I'd put it at a 90% certainty that the fed will raise rates .25% today, but what will they do over the next 12-24 months?
I will argue that very little will happen in that time period. Perhaps 2-3 more quarter point increases in the Fed Funds rate but nothing more than that.
My reasoning is pretty easy to follow- 1) Many of the rest of the world's central banks are lowering rates in fact some are going negative. 2) Inflation is currently a non-factor and is expected to be until 2018 given the continuing rout in commodity prices I don't see that turning around any time soon. 3) Labor participation rates are at long term lows. Factor in underemployment and that looks even worse. Yes, I know the Fed and others are talking about full employment, but wage growth doesn't bear that out. In fact, I'd argue if it wasn't for certain hard to fill jobs receiving outsize increases in wages that overall wage growth would be negligible if not going down.

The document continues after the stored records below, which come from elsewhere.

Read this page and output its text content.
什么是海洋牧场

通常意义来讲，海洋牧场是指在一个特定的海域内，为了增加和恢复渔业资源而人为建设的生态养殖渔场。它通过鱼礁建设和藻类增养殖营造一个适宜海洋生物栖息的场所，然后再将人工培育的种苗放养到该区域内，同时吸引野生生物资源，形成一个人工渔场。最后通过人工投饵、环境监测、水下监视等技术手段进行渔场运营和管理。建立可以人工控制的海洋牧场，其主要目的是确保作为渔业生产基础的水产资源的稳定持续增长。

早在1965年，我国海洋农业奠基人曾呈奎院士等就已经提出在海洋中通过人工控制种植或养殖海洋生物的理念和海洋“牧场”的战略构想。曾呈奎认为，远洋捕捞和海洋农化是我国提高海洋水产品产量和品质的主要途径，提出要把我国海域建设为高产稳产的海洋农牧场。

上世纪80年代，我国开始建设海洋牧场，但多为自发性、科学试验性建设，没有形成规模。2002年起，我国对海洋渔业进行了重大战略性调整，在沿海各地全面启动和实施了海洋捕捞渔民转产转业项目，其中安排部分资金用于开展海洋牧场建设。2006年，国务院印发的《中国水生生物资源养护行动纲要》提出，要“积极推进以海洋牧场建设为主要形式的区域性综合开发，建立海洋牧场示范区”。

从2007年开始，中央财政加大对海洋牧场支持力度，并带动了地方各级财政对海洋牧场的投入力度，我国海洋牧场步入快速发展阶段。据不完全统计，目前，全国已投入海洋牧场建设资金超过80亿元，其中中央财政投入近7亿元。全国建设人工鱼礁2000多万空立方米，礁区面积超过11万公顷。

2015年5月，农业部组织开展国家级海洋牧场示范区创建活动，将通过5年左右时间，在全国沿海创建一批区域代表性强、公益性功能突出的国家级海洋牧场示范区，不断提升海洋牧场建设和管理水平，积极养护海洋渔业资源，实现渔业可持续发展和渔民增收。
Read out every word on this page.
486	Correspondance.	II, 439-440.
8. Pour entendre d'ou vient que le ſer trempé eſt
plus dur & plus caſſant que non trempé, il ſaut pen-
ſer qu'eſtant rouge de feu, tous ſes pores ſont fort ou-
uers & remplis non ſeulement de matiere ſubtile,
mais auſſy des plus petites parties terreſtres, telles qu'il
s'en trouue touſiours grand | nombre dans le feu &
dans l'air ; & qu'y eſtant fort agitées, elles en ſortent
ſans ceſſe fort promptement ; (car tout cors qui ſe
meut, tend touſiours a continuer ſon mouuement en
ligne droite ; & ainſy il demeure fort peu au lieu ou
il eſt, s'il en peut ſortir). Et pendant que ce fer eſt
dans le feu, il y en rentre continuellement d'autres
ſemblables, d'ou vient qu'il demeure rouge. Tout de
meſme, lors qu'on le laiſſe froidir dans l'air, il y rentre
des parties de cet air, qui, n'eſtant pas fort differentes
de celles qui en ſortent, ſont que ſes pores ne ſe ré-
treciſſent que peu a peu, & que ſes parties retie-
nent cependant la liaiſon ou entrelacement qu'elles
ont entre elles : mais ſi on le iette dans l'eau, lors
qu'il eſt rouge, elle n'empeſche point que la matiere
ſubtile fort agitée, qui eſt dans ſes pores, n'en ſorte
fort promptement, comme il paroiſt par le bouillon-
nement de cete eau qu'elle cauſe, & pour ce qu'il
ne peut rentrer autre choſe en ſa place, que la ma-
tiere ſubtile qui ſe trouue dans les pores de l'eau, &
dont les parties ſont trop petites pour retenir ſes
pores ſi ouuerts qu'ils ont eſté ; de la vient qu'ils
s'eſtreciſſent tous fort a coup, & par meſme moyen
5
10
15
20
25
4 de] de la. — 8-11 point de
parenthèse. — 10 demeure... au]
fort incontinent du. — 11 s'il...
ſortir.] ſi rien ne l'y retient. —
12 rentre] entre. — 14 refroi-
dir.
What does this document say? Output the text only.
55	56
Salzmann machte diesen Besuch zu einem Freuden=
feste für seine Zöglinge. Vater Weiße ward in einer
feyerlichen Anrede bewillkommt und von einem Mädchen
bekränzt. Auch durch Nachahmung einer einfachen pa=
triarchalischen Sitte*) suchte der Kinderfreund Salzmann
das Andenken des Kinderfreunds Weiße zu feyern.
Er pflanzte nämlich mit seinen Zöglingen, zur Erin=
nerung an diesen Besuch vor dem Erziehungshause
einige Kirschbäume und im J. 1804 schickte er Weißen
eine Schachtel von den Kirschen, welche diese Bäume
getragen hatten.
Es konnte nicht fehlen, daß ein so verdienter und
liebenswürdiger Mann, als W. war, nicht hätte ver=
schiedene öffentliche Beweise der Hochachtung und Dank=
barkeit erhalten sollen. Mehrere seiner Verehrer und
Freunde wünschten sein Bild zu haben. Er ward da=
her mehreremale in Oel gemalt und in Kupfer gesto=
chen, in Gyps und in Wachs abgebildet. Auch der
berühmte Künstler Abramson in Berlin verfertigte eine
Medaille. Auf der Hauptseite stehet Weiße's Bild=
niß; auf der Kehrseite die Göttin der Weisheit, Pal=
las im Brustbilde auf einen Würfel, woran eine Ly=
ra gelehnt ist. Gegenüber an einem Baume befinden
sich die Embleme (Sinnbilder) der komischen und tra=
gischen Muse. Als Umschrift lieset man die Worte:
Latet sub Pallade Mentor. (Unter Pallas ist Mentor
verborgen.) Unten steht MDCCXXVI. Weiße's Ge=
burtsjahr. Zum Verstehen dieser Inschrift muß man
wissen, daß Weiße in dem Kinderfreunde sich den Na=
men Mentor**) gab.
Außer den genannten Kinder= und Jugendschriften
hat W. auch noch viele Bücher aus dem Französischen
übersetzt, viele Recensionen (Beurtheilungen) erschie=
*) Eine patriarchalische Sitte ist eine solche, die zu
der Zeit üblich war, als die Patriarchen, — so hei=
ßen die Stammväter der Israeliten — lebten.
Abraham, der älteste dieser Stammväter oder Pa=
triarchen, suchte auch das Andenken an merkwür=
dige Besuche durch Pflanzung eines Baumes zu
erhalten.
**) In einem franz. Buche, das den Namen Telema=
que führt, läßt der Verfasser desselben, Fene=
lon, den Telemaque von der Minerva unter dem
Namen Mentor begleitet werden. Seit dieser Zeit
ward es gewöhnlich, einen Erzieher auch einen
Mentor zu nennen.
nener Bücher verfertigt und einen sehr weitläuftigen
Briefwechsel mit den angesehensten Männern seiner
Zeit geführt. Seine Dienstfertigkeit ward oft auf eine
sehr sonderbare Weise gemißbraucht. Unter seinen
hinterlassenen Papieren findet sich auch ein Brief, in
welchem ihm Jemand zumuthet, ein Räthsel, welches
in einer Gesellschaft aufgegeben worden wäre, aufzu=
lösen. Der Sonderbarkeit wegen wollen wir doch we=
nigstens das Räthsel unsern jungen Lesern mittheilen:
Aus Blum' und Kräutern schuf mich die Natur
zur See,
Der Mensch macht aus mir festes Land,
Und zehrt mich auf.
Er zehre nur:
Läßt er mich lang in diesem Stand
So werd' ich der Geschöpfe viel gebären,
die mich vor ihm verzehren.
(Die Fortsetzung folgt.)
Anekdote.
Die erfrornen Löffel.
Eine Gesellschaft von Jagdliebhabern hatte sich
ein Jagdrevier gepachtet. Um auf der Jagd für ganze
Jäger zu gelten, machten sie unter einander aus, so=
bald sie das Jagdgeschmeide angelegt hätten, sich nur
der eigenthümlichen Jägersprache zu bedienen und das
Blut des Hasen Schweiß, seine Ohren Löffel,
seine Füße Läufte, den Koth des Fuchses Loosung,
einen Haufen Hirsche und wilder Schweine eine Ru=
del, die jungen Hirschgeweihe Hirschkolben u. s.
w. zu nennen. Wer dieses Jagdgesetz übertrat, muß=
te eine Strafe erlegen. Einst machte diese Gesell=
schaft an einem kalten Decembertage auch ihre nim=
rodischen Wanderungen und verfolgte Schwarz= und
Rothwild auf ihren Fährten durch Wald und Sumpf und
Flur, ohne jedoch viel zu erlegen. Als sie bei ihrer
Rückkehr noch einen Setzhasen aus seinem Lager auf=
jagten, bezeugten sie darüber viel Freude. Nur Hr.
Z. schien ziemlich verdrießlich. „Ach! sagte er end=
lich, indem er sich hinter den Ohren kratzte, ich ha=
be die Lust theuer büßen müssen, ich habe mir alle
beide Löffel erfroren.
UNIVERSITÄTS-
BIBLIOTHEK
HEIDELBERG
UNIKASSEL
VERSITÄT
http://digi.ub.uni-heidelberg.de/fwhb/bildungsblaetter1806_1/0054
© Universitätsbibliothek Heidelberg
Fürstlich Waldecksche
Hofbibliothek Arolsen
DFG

But the fourth reason is really my most compelling argument. The federal debt is now well over $18 trillion and that doesn't count the trillions in unfunded liabilities for medicare et al. Each percentage point in interest rates the Federal government pays on its debt means over $100-200 billion added to each and every year's deficit. The last time the Fed raised its funds rate the debt was at ~$8.5 trillion. Think about that for a minute. Do you really see a significant rise in the Fed funds rate? I don't until we have a significant chance of above average inflation in our immediate future.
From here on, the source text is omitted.